Since they were tiny.
As in bits of info appropriate to their age when the opportunity presented itself. No big 'talk'.
Now dds are 9 and 10, and they know about periods and hormones and puberty, and they know the basics of sex and where babies come.
We started when the questions started which began at age 4 and then we've had more specific questions since then. I can't think that I would ever leave it as late as starting secondary school.
Please do it casually and don't make it into a big thing like The Talk. And maybe get her some books she can read by herself to help explain in further detail. I remember my mum made such a big deal out of it that I hid the book she was reading with me and refused to talk about it. Definitely don't make it into a shameful thing like my mum did.
As I said, I have been speaking to her about periods and puberty and how babies are born from when she was smaller. What I have not yet broached is the actual practical part of sex. We only came to the UK at the beginning of Year 5 and in our country sex ed is not covered until much later. In fact, children only go to high school at 13 and sex ed only starts then. I am not uncomfortable talking to her about it, but I do still feel it is early. My feeling is that a child should enjoy being a child as long they can. That being said, I do want her to learn about it from me rather than from friends or school. So I guess I will start chatting to her about it.
But... My DD is 8, knows how babies are made, and it doesn't stop her enjoying being a child!! It's just another interesting fact of life to her, the same as, I dunno, how rainbows are made or where electricity comes from.
I agree with the others saying you are very late telling her about sex. My 8 year old knows the basics. I can assure you he is still innocent, and has had nothing taken away from him! It is no different to discussing how food is digested, or how the nervous system functions.

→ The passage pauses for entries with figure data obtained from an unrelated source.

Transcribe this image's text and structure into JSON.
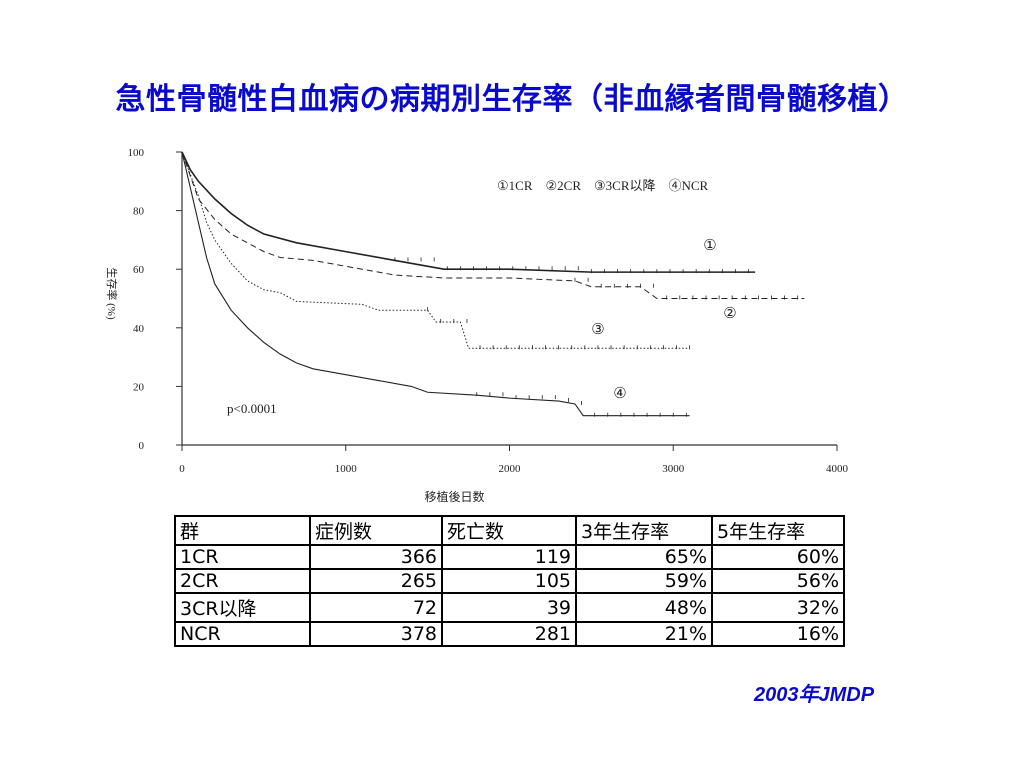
{
  "slide": {
    "title": "急性骨髄性白血病の病期別生存率（非血縁者間骨髄移植）",
    "source": "2003年JMDP"
  },
  "chart_data": {
    "type": "line",
    "title": "",
    "xlabel": "移植後日数",
    "ylabel": "生存率 (%)",
    "xlim": [
      0,
      4000
    ],
    "ylim": [
      0,
      100
    ],
    "x_ticks": [
      0,
      1000,
      2000,
      3000,
      4000
    ],
    "y_ticks": [
      0,
      20,
      40,
      60,
      80,
      100
    ],
    "legend_text": "①1CR　②2CR　③3CR以降　④NCR",
    "pvalue": "p<0.0001",
    "series": [
      {
        "name": "①1CR",
        "marker": "①",
        "style": "solid",
        "x": [
          0,
          50,
          100,
          200,
          300,
          400,
          500,
          700,
          1000,
          1300,
          1600,
          2000,
          2500,
          3000,
          3500
        ],
        "y": [
          100,
          94,
          90,
          84,
          79,
          75,
          72,
          69,
          66,
          63,
          60,
          60,
          59,
          59,
          59
        ]
      },
      {
        "name": "②2CR",
        "marker": "②",
        "style": "dashed",
        "x": [
          0,
          50,
          100,
          200,
          300,
          400,
          500,
          600,
          800,
          1000,
          1300,
          1600,
          2000,
          2400,
          2500,
          2800,
          2900,
          3200,
          3800
        ],
        "y": [
          100,
          92,
          84,
          77,
          72,
          69,
          66,
          64,
          63,
          61,
          58,
          57,
          57,
          56,
          54,
          54,
          50,
          50,
          50
        ]
      },
      {
        "name": "③3CR以降",
        "marker": "③",
        "style": "dotted",
        "x": [
          0,
          100,
          150,
          200,
          300,
          400,
          500,
          600,
          700,
          1100,
          1200,
          1500,
          1550,
          1700,
          1750,
          2500,
          3100
        ],
        "y": [
          100,
          85,
          76,
          70,
          62,
          56,
          53,
          52,
          49,
          48,
          46,
          46,
          42,
          42,
          33,
          33,
          33
        ]
      },
      {
        "name": "④NCR",
        "marker": "④",
        "style": "solid-thin",
        "x": [
          0,
          50,
          100,
          150,
          200,
          300,
          400,
          500,
          600,
          700,
          800,
          1000,
          1200,
          1400,
          1500,
          1800,
          2000,
          2300,
          2400,
          2450,
          3100
        ],
        "y": [
          100,
          88,
          76,
          64,
          55,
          46,
          40,
          35,
          31,
          28,
          26,
          24,
          22,
          20,
          18,
          17,
          16,
          15,
          14,
          10,
          10
        ]
      }
    ]
  },
  "table": {
    "headers": [
      "群",
      "症例数",
      "死亡数",
      "3年生存率",
      "5年生存率"
    ],
    "rows": [
      [
        "1CR",
        "366",
        "119",
        "65%",
        "60%"
      ],
      [
        "2CR",
        "265",
        "105",
        "59%",
        "56%"
      ],
      [
        "3CR以降",
        "72",
        "39",
        "48%",
        "32%"
      ],
      [
        "NCR",
        "378",
        "281",
        "21%",
        "16%"
      ]
    ]
  }
}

As a science teacher your child will find it difficult if they first learn about sex during their science lessons. I'm not sure exactly when it is covered in PSHCE sessions, possibly year 7, but in science we approach in a very practical sense. I.e. this is how it works, we don't go into all the relationship side of thing which I think it is really important to talk about. From some of the questions I get in science lessons I would suggest that a lot of kids have totally the wrong idea about things and often even their form teachers who usually deliver PSHCE aren't comfortable talking about in any depth so kids end up with loads of misconceptions. Better to make sure they are fully aware of the correct facts rather than made up rumours.